Quite simply, there’s “too much oil,” Hayward said. Unprecedented cutbacks in spending on new supply — a 16 percent investment reduction this year will follow last year’s 20 percent cut — is setting the stage for a recovery, but it will be 2017 before it happens, Birol said. Still, crude won’t recover to levels seen during the boom years, said Daniel Yergin, vice chairman of consultants IHS. Prices will probably be a “good deal higher than they are today” in the second half of 2016, but “not $100, not $70, not $60.”
Oil-price fall pushes some Canadian producers to shut in production
(Bloomberg; Jan. 20) - Canadian oil companies face another round of output cuts as the price of crude sinks below break-even levels for many producers. Operating in one of the most expensive regions in the world, producers are cutting spending or, in the worst cases, halting production. The price rout is compounded by concerns over slowing growth in China and emerging economies as well as interest rates and equity markets, said Martin King, vice president of research at First Energy Capital Corp. in Calgary.
“The latest price moves would seem to suggest that supply shut-ins are needed and that future capex should be trimmed to the bone and beyond,” King said in a note to clients. The Canadian division of China Petroleum & Chemical Corp., also known as Sinopec, may shut in production, Brian Tuffs, head of the Beijing-based company’s Canadian operations, said at an industry conference in Calgary on Jan. 19.
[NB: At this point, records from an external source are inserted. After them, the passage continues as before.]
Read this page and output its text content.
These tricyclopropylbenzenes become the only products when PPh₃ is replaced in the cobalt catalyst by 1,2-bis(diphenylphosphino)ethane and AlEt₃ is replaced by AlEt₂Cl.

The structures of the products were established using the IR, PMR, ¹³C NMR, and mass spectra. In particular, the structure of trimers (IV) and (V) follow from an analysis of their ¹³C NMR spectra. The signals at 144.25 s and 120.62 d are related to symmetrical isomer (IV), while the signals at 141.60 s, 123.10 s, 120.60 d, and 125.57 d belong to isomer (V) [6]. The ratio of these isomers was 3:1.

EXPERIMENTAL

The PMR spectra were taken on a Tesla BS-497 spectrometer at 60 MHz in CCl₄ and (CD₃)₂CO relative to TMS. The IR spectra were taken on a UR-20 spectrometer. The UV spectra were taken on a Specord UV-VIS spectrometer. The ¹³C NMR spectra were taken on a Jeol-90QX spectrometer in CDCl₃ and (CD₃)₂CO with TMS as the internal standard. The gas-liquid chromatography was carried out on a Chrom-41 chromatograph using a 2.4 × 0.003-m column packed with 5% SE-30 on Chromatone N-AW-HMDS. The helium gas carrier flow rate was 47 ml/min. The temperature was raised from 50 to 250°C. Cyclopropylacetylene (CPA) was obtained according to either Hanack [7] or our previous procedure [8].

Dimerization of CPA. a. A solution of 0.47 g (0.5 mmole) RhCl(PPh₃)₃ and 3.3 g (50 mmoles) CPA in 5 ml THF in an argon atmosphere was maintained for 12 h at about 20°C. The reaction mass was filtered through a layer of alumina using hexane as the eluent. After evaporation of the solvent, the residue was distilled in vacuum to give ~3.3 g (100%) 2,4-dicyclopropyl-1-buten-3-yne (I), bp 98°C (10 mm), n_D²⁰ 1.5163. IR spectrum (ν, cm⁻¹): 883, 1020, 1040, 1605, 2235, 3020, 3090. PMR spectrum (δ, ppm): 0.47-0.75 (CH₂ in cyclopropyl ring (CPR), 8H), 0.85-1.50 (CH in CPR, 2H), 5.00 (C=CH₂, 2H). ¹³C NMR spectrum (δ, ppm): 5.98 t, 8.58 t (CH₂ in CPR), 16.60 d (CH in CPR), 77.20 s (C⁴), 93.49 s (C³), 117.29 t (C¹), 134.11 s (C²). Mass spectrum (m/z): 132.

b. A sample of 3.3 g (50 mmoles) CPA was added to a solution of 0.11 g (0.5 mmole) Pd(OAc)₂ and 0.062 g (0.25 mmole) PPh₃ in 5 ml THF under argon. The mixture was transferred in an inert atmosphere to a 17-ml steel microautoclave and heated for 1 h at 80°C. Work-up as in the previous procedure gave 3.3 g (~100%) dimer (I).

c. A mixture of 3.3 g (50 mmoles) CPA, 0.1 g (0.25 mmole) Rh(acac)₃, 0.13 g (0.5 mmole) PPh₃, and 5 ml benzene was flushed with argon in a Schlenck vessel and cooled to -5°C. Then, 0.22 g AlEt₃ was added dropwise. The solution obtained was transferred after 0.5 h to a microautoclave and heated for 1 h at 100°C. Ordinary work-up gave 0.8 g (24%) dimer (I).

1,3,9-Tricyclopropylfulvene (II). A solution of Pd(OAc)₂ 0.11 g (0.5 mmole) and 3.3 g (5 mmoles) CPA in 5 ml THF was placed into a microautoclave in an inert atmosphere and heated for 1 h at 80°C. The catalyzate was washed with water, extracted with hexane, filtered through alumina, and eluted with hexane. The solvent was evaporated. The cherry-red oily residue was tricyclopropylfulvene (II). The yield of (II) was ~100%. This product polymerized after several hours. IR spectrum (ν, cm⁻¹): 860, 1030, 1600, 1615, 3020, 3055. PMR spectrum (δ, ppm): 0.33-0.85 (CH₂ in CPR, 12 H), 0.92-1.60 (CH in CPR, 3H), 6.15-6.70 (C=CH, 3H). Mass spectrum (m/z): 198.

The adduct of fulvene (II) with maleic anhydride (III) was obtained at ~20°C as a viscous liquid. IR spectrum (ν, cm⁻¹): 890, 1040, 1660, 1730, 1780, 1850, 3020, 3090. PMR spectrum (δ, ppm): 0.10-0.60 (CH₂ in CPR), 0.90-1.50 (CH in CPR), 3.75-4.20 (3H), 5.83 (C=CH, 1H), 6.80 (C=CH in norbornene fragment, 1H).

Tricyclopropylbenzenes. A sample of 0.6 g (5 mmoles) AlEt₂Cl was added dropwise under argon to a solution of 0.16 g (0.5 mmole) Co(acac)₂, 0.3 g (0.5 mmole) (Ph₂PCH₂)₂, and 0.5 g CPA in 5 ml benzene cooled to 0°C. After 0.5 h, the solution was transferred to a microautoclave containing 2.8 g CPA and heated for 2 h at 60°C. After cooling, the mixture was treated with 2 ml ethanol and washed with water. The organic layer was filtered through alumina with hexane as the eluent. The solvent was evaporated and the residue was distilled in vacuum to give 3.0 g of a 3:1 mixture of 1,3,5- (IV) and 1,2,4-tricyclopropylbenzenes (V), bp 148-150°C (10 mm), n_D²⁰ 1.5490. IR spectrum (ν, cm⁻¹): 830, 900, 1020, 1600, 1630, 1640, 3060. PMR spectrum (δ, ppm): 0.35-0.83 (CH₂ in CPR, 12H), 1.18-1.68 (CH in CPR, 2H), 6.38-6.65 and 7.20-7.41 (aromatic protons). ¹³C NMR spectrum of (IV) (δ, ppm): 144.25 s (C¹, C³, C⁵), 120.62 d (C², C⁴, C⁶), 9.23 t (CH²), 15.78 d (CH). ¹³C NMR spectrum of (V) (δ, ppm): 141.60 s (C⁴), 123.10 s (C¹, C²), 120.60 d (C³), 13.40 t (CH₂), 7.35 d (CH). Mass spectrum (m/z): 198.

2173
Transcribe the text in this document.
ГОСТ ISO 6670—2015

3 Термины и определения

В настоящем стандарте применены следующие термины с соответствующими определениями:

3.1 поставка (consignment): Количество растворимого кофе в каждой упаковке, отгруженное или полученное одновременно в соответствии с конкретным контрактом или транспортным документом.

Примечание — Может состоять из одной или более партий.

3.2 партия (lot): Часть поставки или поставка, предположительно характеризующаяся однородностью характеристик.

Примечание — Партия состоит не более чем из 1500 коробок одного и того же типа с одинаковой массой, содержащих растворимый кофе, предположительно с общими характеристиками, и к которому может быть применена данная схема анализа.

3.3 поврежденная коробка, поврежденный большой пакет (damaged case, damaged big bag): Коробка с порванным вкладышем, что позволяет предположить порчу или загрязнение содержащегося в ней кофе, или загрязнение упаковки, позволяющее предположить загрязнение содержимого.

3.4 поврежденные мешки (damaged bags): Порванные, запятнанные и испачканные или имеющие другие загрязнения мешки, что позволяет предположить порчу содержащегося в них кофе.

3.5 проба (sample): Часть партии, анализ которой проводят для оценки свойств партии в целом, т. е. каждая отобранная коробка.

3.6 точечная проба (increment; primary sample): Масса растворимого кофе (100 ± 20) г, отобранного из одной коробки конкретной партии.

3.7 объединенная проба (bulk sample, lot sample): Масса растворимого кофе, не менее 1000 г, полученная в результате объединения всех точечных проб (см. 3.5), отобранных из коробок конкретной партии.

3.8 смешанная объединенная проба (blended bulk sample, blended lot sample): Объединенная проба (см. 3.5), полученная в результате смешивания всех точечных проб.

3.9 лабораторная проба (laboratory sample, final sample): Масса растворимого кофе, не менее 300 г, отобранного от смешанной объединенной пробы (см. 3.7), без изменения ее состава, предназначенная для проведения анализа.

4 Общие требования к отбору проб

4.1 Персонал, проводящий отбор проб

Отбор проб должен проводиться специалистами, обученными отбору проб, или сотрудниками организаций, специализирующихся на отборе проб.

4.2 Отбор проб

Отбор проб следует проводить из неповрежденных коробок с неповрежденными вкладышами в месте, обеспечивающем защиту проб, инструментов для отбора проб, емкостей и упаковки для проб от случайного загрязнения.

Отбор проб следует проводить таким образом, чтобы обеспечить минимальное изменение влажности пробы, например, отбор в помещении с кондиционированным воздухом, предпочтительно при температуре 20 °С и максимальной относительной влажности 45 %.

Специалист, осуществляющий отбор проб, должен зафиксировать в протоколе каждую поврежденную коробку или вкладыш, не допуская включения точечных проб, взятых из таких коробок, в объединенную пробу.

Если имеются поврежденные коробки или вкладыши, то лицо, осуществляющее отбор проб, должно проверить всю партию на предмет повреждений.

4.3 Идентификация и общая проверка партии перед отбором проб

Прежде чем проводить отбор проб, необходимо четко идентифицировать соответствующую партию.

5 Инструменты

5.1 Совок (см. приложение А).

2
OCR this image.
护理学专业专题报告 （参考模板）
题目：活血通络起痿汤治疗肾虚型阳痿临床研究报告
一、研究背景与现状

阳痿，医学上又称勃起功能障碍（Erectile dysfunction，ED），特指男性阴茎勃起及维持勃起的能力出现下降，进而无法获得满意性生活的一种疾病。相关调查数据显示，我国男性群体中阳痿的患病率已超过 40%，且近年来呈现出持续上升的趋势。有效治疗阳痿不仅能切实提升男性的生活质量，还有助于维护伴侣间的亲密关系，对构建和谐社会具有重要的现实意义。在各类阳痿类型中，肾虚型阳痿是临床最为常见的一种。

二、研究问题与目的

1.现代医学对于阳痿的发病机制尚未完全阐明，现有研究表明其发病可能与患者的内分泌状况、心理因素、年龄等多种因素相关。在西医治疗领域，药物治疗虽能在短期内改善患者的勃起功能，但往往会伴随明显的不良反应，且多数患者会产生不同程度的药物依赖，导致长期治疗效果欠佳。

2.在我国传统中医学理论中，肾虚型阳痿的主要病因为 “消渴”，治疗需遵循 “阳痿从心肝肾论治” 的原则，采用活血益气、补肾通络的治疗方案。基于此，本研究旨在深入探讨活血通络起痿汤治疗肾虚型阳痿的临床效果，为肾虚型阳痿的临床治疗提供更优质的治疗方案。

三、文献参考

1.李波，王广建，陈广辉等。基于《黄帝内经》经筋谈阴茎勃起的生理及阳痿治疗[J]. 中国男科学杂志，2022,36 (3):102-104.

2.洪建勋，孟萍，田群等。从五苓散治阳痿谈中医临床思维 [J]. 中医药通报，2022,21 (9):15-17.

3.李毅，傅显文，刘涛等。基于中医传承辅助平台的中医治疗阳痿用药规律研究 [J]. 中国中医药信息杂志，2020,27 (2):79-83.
Credit Suisse chief investment officer Michael Strobaek expects crude to reach a low of $25 a barrel. Glencore chairman Tony Hayward, formerly BP’s chief executive officer, said current low prices are here for some time. In Canada, “we can clearly see that no companies are able to cover all cash outflows at current oil prices,” National Bank of Canada analysts Kyle Preston, Dan Payne and Brian Milne said in a note. Oil sands operations are unlikely to be shut in because of the high costs of restarts, King said.
Flint Hills offers $1.50 a barrel for low-grade, high-sulfur N.D. crude
(Bloomberg; Jan. 17) - Oil is so plentiful and cheap in the U.S. that at least one buyer says it would pay almost nothing to take a certain type of low-quality crude. Flint Hills Resources, the refining arm of billionaire brothers Charles and David Koch’s industrial empire, said it offered to pay $1.50 a barrel Jan. 15 for North Dakota Sour, a high-sulfur grade of crude, according to a corrected list of prices posted on its website Jan. 18.
It had previously posted a price of minus $0.50. Flint Hills later said the negative 50 cents price was a mistake. The crude is down from $13.50 a barrel a year ago and $47.60 in January 2014. While the near-zero price is due to the lack of pipeline capacity for a particular variety of ultra-low quality crude, it underscores how dire things are in the oil patch. U.S. benchmark oil prices have collapsed more than 70 percent in the past 18 months and fell below $30 a barrel for the first time in 12 years last week.
High-sulfur crude in North Dakota is a small portion of the state’s production, at less than 15,000 barrels a day, said John Auers, executive vice president at Turner Mason & Co. in Dallas. The output has been dwarfed by low-sulfur crude from the Bakken Shale in the western part of the state, which has grown to 1.1 million barrels a day in the past 10 years. Different grades of oil are priced based on their quality and transportation costs to refineries.